Вассиан Топорков, старинный наставник великого князя Василия Ивановича, не подвел. Встретив царя с поистине отеческой любовью, он долго всматривался в лицо Ивана, как бы сравнивая того царя, коего видел перед собой, с тем, который жил в его памяти. Схожие лепкой удлиненных, правильных лиц и большими глазами, они разнились бровями (у Василия Ивановича брови были благостные, округлые, а у Ивана Васильевича – от переносицы вразлет), цветом глаз (отец был голубоглаз, сын сероглаз), но главное – выражением рта. Губы у великого князя были мягкие, добродушные, однако вот точно так же, как молодой царь, неприступно и жестко сжимала свой рот правительница Елена Васильевна Глинская, когда что-то было ей не по нраву!

Вассиан ласково смотрел на сына своего дорогого друга и, чудилось, читал в его душе, как в раскрытой книге. Многое он мог бы сказать этому красивому, статному – и не уверенному в себе человеку. Однако долгая жизнь научила его остерегаться отвечать, пока не спрошено. Поэтому он дождался, когда Иван спросил: «Как я должен царствовать, чтобы великих и сильных держать в послушании?» – и ответил так:

– Если хочешь быть самодержцем и единственным властителем в стране, – заговорил Вассиан, – не держи при себе ни одного советника, который был бы умнее тебя.
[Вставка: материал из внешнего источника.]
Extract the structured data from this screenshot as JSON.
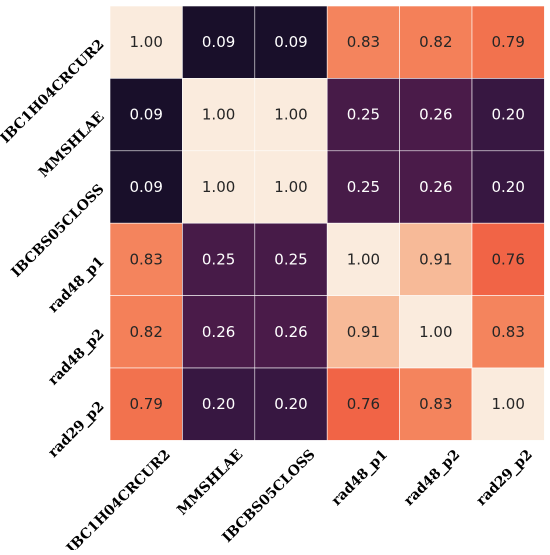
{
  "chart_data": {
    "type": "heatmap",
    "rows": [
      "IBC1H04CRCUR2",
      "MMSHLAE",
      "IBCBS05CLOSS",
      "rad48_p1",
      "rad48_p2",
      "rad29_p2"
    ],
    "cols": [
      "IBC1H04CRCUR2",
      "MMSHLAE",
      "IBCBS05CLOSS",
      "rad48_p1",
      "rad48_p2",
      "rad29_p2"
    ],
    "values": [
      [
        1.0,
        0.09,
        0.09,
        0.83,
        0.82,
        0.79
      ],
      [
        0.09,
        1.0,
        1.0,
        0.25,
        0.26,
        0.2
      ],
      [
        0.09,
        1.0,
        1.0,
        0.25,
        0.26,
        0.2
      ],
      [
        0.83,
        0.25,
        0.25,
        1.0,
        0.91,
        0.76
      ],
      [
        0.82,
        0.26,
        0.26,
        0.91,
        1.0,
        0.83
      ],
      [
        0.79,
        0.2,
        0.2,
        0.76,
        0.83,
        1.0
      ]
    ],
    "value_format": "0.00",
    "colormap": "rocket",
    "grid": true,
    "grid_color": "#ffffff",
    "colorbar": false,
    "text_color_dark_cells": "#ffffff",
    "text_color_light_cells": "#262626",
    "title": "",
    "xlabel": "",
    "ylabel": ""
  }
}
Потому что ты лучше всех. Ты! Если так будешь поступать, то будешь тверд на царстве и все будешь иметь в своих руках. Если же будешь иметь людей умнее тебя, то волей-неволей будешь послушен им.

Иван осторожно взял сухую старческую руку, слабо перебиравшую одеяло, и поднес к губам:

– Благодарю тебя. Сам отец, если бы он был жив, не сказал бы лучше и не дал бы мне такого разумного совета!

Вассиан удовлетворенно закрыл глаза. Еще мгновение Иван растроганно всматривался в источенные временем черты, а потом тихо вышел.

Все правильно, он так и думал. Пора перестать числить себя мальцом неразумным при старших умных братьях! Права, ах права была Анастасия. Верно написал Сильвестр в своей, столь ненавидимой Анастасией, книжище по имени «Домострой»: «Если Бог дарует жену добрую, получше то камня драгоценного!»